Anyone who has thought about the arrest of a group of Jews in Iran on charges of spying for Israel and the United States can't help but wonder why Jews who live in a place where the ayatollahs determine how minorities shall be treated and hand out death sentences to suit their religious and political purposes would elect to put themselves at risk.

For a Jew, living in today's Iran is like wandering in an unmarked minefield.President Khatami's declaration that Iranian Jews enjoy full rights is worthless. Khatami has not managed to grant protection even to his close associates who have been put on trial.

One would have to be an idiot to believe that Israel would put the lives of 20,000 Iranian Jews - whose access to the Iranian government is nonexistent - at risk by recruiting them for espionage activity. At first, the Iranians arrested a larger group of Jews from Shiraz. Israel was made aware of this, but it was decided not to make a big stir in order to give reason a chance to prevail.

The silence did not help, and now, those arrested are being accused of spying and their lives are in danger. In Iran, where torture is common, any type of confession can be extracted in an interrogation.

All indications are that, at most, three of the Jews could be accused of trying to escape from the Iranian "paradise."

All the facts attest that the Jews fell victim to the struggle going on in Iran between supporters of President Khatami, who seek closer ties with the West, and their opponents from the camp of Iran's religious leader, Ayatollah Ali Khamenei.

It's a characteristic occurrence in despotic regimes, like those of Stalin and Saddam Hussein, for Jews to fall prey to a government's internal political struggles.

In Iran, they well know that harming Jews constitutes more than an offense to Israel. They know it will arouse Jewish communities around the world, as well as many people in the United States Congress and in various foreign ministries, to take action against Tehran.

This will, of course, foil Iran's rapprochement with the West, to the satisfaction of Khatami's adversaries. One might be tempted to conclude from this that the Iranian president is devoted to making peace with Israel. During his recent visit to Damascus, he did not neglect to tell Hezbollah leaders that the military struggle against Israel must continue.

When pressure to release the Jews mounted, Iran responded in typical fashion with a step meant to push the spotlight off of the Jews' arrest: It leaked that Tehran is interested in a special regional accord that would prevent the use of surface-to-surface missiles in the Middle East. More than actually talking about missiles, the Iranians accused Israel of every possible evil and misdoing, including missile production.
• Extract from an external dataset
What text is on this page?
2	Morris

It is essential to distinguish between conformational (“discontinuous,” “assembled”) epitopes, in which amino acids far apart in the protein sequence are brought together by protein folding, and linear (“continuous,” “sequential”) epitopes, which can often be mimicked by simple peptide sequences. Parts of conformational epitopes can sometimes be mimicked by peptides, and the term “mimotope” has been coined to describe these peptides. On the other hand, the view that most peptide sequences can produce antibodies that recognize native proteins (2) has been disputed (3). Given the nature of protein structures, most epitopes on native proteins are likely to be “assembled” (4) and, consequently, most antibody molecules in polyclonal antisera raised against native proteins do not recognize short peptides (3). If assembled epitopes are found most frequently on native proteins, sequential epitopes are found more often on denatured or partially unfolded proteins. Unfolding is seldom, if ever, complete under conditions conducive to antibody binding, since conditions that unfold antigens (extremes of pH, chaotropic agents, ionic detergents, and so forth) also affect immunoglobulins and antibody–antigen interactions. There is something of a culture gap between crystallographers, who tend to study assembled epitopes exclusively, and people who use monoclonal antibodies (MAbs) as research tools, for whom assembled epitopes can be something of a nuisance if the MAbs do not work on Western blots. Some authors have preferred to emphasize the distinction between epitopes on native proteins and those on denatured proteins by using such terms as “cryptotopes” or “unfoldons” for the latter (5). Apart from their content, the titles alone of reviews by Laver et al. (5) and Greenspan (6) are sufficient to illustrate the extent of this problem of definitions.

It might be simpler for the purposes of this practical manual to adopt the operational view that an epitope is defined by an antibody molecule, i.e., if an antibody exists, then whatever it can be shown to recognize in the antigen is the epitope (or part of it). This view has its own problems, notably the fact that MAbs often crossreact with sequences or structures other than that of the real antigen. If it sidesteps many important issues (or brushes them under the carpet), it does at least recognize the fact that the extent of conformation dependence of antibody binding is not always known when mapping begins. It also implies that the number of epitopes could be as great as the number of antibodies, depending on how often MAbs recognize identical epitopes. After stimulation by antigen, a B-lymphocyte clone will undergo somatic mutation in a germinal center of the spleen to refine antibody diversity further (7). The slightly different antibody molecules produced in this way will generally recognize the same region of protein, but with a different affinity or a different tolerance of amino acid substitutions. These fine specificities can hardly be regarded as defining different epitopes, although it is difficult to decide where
Even though the chances for such an accord are quite slim, it was deserving of real discussion, but not merely as a move designed to divert attention from the bogus plot cooked up by the Iranians.

Even before the Jews were arrested on espionage charges, two conflicting phenomena were apparent among Iranians with respect to their attitudes toward Israel.

On the one hand, Iranian leaders held nothing back when it came to hurling accusations, such as one that Israel was meddling in the production of oil in the Caspian Sea with the aim of causing damage to Iran.

Another claim was that Israel was somehow involved in the murder of the Iranian deputy chief of general staff (an assassination that was apparently carried out by the Mujahedeen).

This assertion posited that such a step by Israel came in response to Tehran's assistance to Hezbollah and its training of other Palestinian groups in Iran.

The other side of the coin is that various Iranians are now more willing than ever before to hold a dialogue with Israel on different topics. They no longer automatically flinch from the possibility, as Palestinians and other Arabs did in the past.

The arrest of the Jews in Iran and the danger that their lives have been put in could very well throw a wrench into this trend. On principle, a propensity for dialogue must be viewed as a positive development. The chasm in knowledge between Israel and Iran is vast and perilous - especially when neither side understands what the other's red lines are.